Soft Focus is a contemporary romance written by Jayne Ann Krentz. It was released in hardcover by Putnam on January 3, 2000, and reached number 12 on The New York Times Best Seller list.

==Background==
Jayne Ann Krentz is a prolific author, releasing books under three pseudonyms. As Amanda Quick, she writes historical romance; as Jayne Castle she writes paranormal romance, and under her own name she releases contemporary romance novels. Krentz sold her first novel in 1979, and since then writes between two and four novels a year. Soft Focus was published in hardcover on January 3, 2000, by Putnam and released in paperback later that year. It was also a Doubleday Book Club selection.

==Plot summary==
The heroine, Elizabeth Cabot, is the head of a venture capital firm. She begins a relationship with Jack Fairfax, who specializes in turning around failing businesses. After a single night together, she learns information that turns her against him, and she ends the relationship. Six months later, they are forced to work together when a new product is stolen from a company in which she has invested, that Jack is attempting to bring back to profitability.

Together, they trail the thief to a film noir festival in Colorado. As they work to solve the mystery, they fall in love.

==Themes==
Critic Erin Young believes this novel, along with Krentz's other novels Flash and Sharp Edges, are carving out a new subgenre of the romance novel, the corporate romance. In these works, the hero and heroine are professional equals. In Soft Focus, the protagonists each own their own successful companies. Unlike in many earlier contemporary romance novels, the central conflict is a battle for control of work-related endeavors.
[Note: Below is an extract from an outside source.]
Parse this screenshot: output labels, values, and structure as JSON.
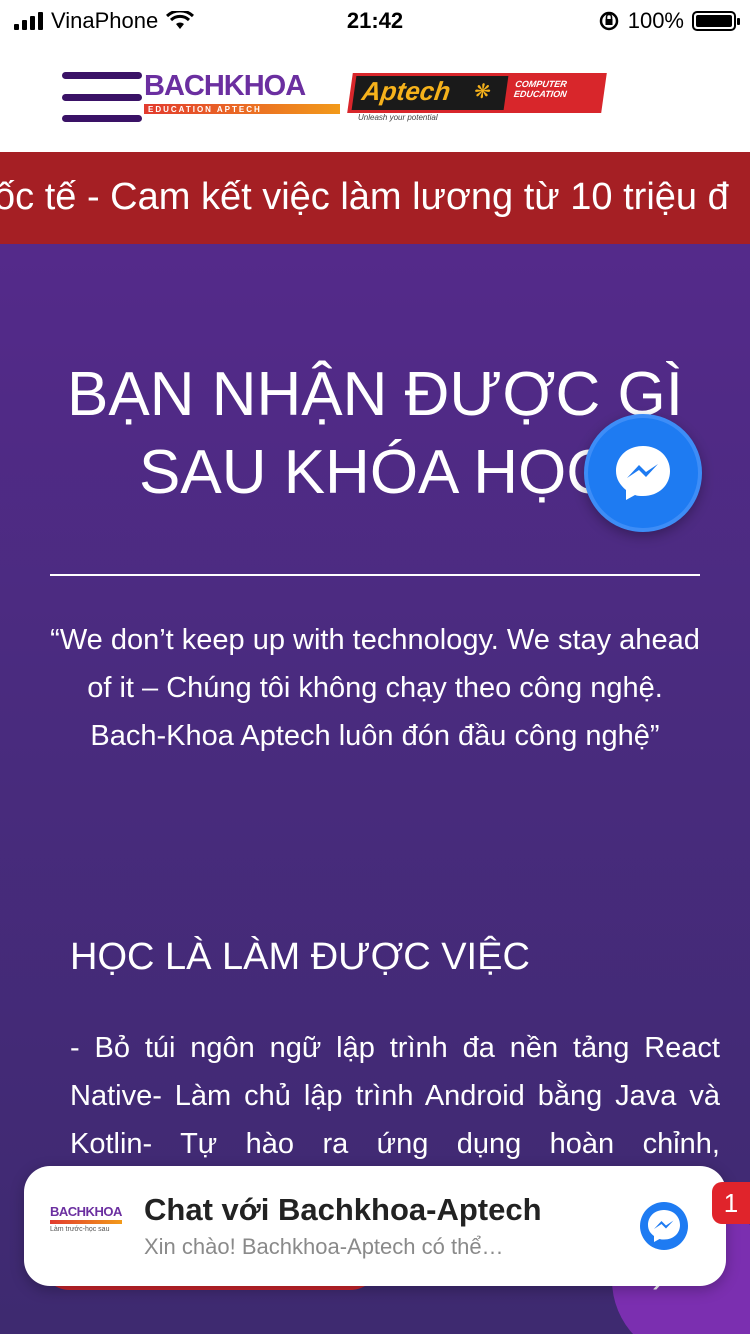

They form a partnership not because they like each other, but because they cannot achieve their professional goals alone.
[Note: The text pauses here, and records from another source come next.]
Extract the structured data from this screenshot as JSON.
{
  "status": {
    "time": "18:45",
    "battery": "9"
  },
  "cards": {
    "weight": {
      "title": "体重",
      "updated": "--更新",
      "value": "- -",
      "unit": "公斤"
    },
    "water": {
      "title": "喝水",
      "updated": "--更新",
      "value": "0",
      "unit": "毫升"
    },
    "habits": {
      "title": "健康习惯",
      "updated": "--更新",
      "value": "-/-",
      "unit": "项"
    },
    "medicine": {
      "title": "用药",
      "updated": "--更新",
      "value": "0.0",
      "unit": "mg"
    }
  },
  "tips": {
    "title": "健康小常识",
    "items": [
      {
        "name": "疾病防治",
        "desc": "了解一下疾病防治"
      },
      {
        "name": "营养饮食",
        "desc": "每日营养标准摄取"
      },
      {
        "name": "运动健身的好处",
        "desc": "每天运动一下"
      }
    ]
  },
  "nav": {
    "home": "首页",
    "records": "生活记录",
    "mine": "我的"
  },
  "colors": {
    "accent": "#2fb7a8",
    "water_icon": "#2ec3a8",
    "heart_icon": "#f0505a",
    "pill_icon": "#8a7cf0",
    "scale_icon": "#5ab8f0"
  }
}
As in Flash, Krentz uses the theme of family ties helping to ease business life. Unlike in Flash, heroine Elizabeth is not working directly with her family members, yet her secretary Louise is described as such a close friend that she is family-like. Louise uses her personal connections to help Elizabeth and Jack enter a closed location, so that they could pursue their business goals. This reiterates Krentz's frequent plot point that family, or those considered so, can be an asset at work.
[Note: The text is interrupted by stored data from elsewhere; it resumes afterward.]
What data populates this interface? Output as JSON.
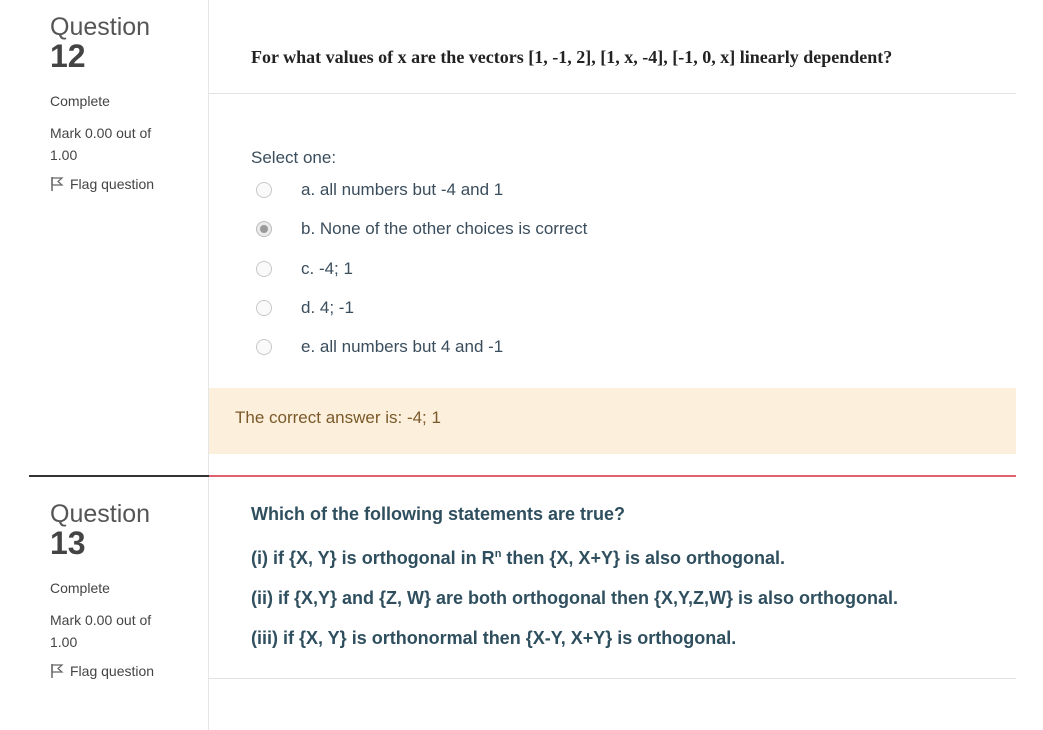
{
  "q12": {
    "word": "Question",
    "number": "12",
    "state": "Complete",
    "mark_line1": "Mark 0.00 out of",
    "mark_line2": "1.00",
    "flag_label": "Flag question",
    "text": "For what values of x are the vectors [1, -1, 2], [1, x, -4], [-1, 0, x] linearly dependent?",
    "prompt": "Select one:",
    "options": [
      {
        "label": "a. all numbers but -4 and 1",
        "checked": false
      },
      {
        "label": "b. None of the other choices is correct",
        "checked": true
      },
      {
        "label": "c. -4; 1",
        "checked": false
      },
      {
        "label": "d. 4; -1",
        "checked": false
      },
      {
        "label": "e. all numbers but 4 and -1",
        "checked": false
      }
    ],
    "feedback": "The correct answer is: -4; 1"
  },
  "q13": {
    "word": "Question",
    "number": "13",
    "state": "Complete",
    "mark_line1": "Mark 0.00 out of",
    "mark_line2": "1.00",
    "flag_label": "Flag question",
    "lines": [
      "Which of the following statements are true?",
      "(i) if {X, Y} is orthogonal in R",
      "(ii) if {X,Y} and {Z, W} are both orthogonal then {X,Y,Z,W} is also orthogonal.",
      "(iii) if {X, Y} is orthonormal then {X-Y, X+Y} is orthogonal."
    ],
    "line2_sup": "n",
    "line2_rest": " then {X, X+Y} is also orthogonal."
  },
  "colors": {
    "divider_dark": "#333333",
    "divider_red": "#e06070",
    "feedback_bg": "#fcefdc"
  }
}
The novel is partially set at a film noir festival. Krentz brings this theme through the novel. The book references many classic noir films, and the plotting essentially puts the characters in a real film noir situation.

==Reception==
Romantic Times named Soft Focus one of its Top Picks, giving it a 4.5 out 5 of star rating. Reviewer Jill Smith praised the "immensely entertaining" novel for its unique settings. A review in Kirkus criticized the underlying mystery plotline but praised the "flirtatious banter and steamy sex" as well as the characterization of the hero and heroine.

The novel reached number 12 on the New York Times Bestseller list for hardback fiction and number 15 on the New York Times Bestseller list for paperbacks in November 2000.